Saturday, September 27, 2014

Frank Sinatra -- "Summer Wind" (1966)


Like painted kites
Those days and nights
They went flyin' by

I'm not much of a dancer.  In fact, the last time I danced was at my son Nick's wedding last October.

But tonight I'll be dancing at my daughter Caroline's wedding.  She and I will take the floor for the traditional father-daughter dance sometime around 8:30 or 9:00 PM, and this will be the song we dance to.


It took me a long time to decide on the song for our father-daughter dance.  That's my nature -- there's no decision so small that I can't overthink it.

My decision was complicated by the fact that my daughter Sarah (Caroline's twin) is getting married in November.


So I had to pick two songs for father-daughter dances -- and those songs needed to have a certain symmetry.

I considered a number of other songs for my first father-daughter dance.  


For example, since Caroline's wedding is taking place on Cape Cod, and a number of the guests will be making their first trip to Cape Cod, I thought about using Patti Page's "Old Cape Cod" for our dance.  It would have been a safe choice, but it didn't really excite me.  (Click here to read the 2 or 3 lines post about "Old Cape Cod.")

I seriously considered "Caroline, No" from the Beach Boys' perfect album, Pet Sounds.


The fact that it has "Caroline" in the title would be the main reason for choosing it, but it's also an absolutely lovely song with lyrics that can be read as describing a father's sadness when he realizes that his little girl is all grown up and ready to leave the nest:

Where did your long hair go?
Where is the girl I used to know?

Of course, "Caroline, No" isn't sung by a father saying goodbye to his grown-up daughter.  It's sung by a lover to a girl who has dumped his ass because she's not really into him any more.


I wasn't surprised that my Caroline was not very enthusiastic when I mentioned "Caroline, No" as a possibility for the father-daughter dance.  She may have been taken aback by lines like "How could you lose that happy glow?" and especially "It's so sad to watch a sweet thing die."  

I think "Summer Wind" is a really good choice for our dance for several reasons.  For one thing, the Sinatra recording is just the right tempo for us to dance to.


But I liked it mostly because the incomparable Johnny Mercer's lyrics are just right for the occasion.

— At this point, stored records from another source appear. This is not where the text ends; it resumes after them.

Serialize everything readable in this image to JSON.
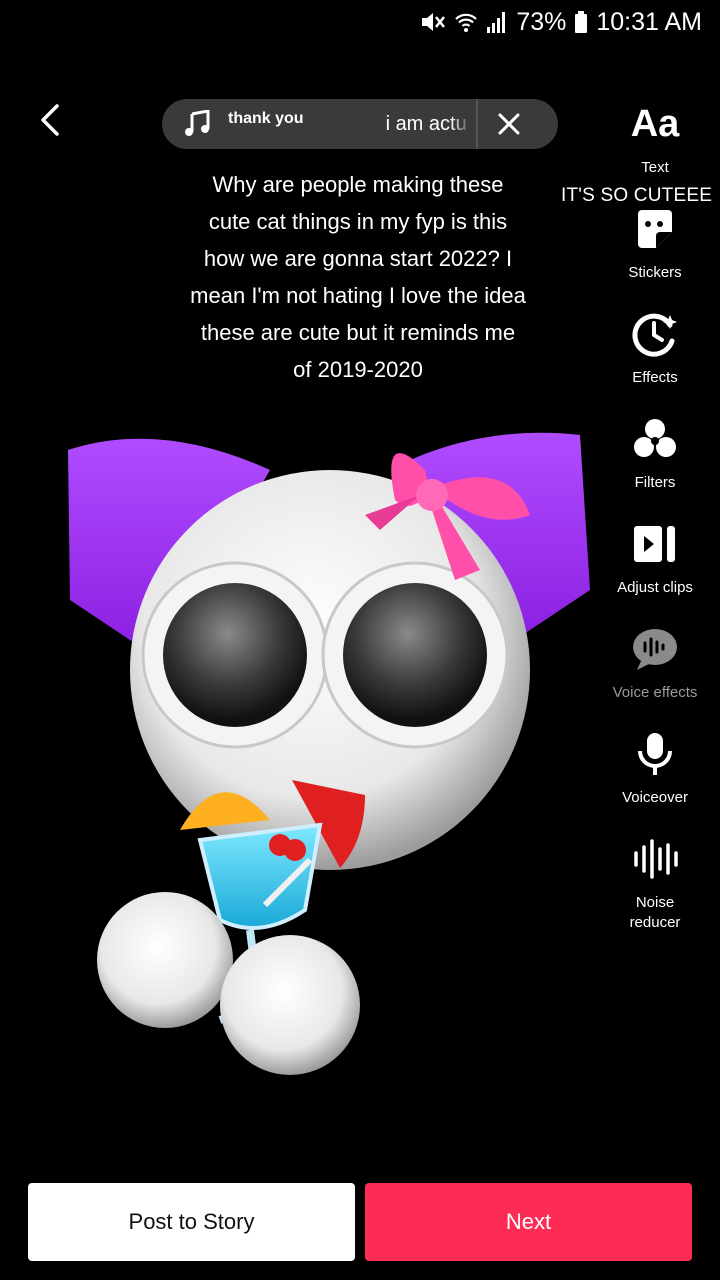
{
  "status": {
    "battery": "73%",
    "time": "10:31 AM"
  },
  "sound": {
    "title_part1": "thank you",
    "title_part2": "i am actu"
  },
  "caption": "Why are people making these cute cat things in my fyp is this how we are gonna start 2022? I mean I'm not hating I love the idea these are cute but it reminds me of 2019-2020",
  "overlay_text": "IT'S SO CUTEEE",
  "tools": [
    {
      "label": "Text",
      "icon": "text-icon"
    },
    {
      "label": "Stickers",
      "icon": "sticker-icon"
    },
    {
      "label": "Effects",
      "icon": "effects-icon"
    },
    {
      "label": "Filters",
      "icon": "filters-icon"
    },
    {
      "label": "Adjust clips",
      "icon": "adjust-clips-icon"
    },
    {
      "label": "Voice effects",
      "icon": "voice-effects-icon"
    },
    {
      "label": "Voiceover",
      "icon": "microphone-icon"
    },
    {
      "label": "Noise reducer",
      "icon": "noise-reducer-icon"
    }
  ],
  "text_tool_glyph": "Aa",
  "buttons": {
    "post_to_story": "Post to Story",
    "next": "Next"
  },
  "colors": {
    "next_button": "#fe2c55",
    "background": "#000000"
  }
}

First of all, those lyrics are well-suited for a wedding overlooking a Cape Cod beach -- you have the summer wind "blowin' in from across the sea" as "we strolled that golden sand" and gazed up at the "blue umbrella sky."

The song was written about a brief summer romance between a man and a woman.  But when I hear the lyrics, I think about a different kind of romance -- the romance between a father and a young daughter, 

The season of a father's life when his beloved daughter is young and he is the most important man in her life is a lovely and amazing interlude, sort of like a summer vacation on Cape Cod.

But as the song's lyrics go on to say,

Like painted kites
Those days and nights
They went flyin' by  

All too soon, the summer wind gives way to the autumn wind.


And all too soon, your child's childhood is over as well.  The summer of a parent'slife ends when that happens, replaced by autumn -- and when autumn arrives, winter isn't far behind.  

In the words of another beautifully wistful song,

Oh, it's a long time
From May to December
But the days grow short
When you reach September

To say that I'm in the September of my life may be a little optimistic.  After all, September 27 is almost October, isn't it?


Sadly, some of us are already in the December of our lives -- my parents, for example.  They were unable to attend Caroline's wedding today because my mother suffered a compound fracture of her ankle last month.  Hopefully, they will be able to attend Sarah's wedding on November 15.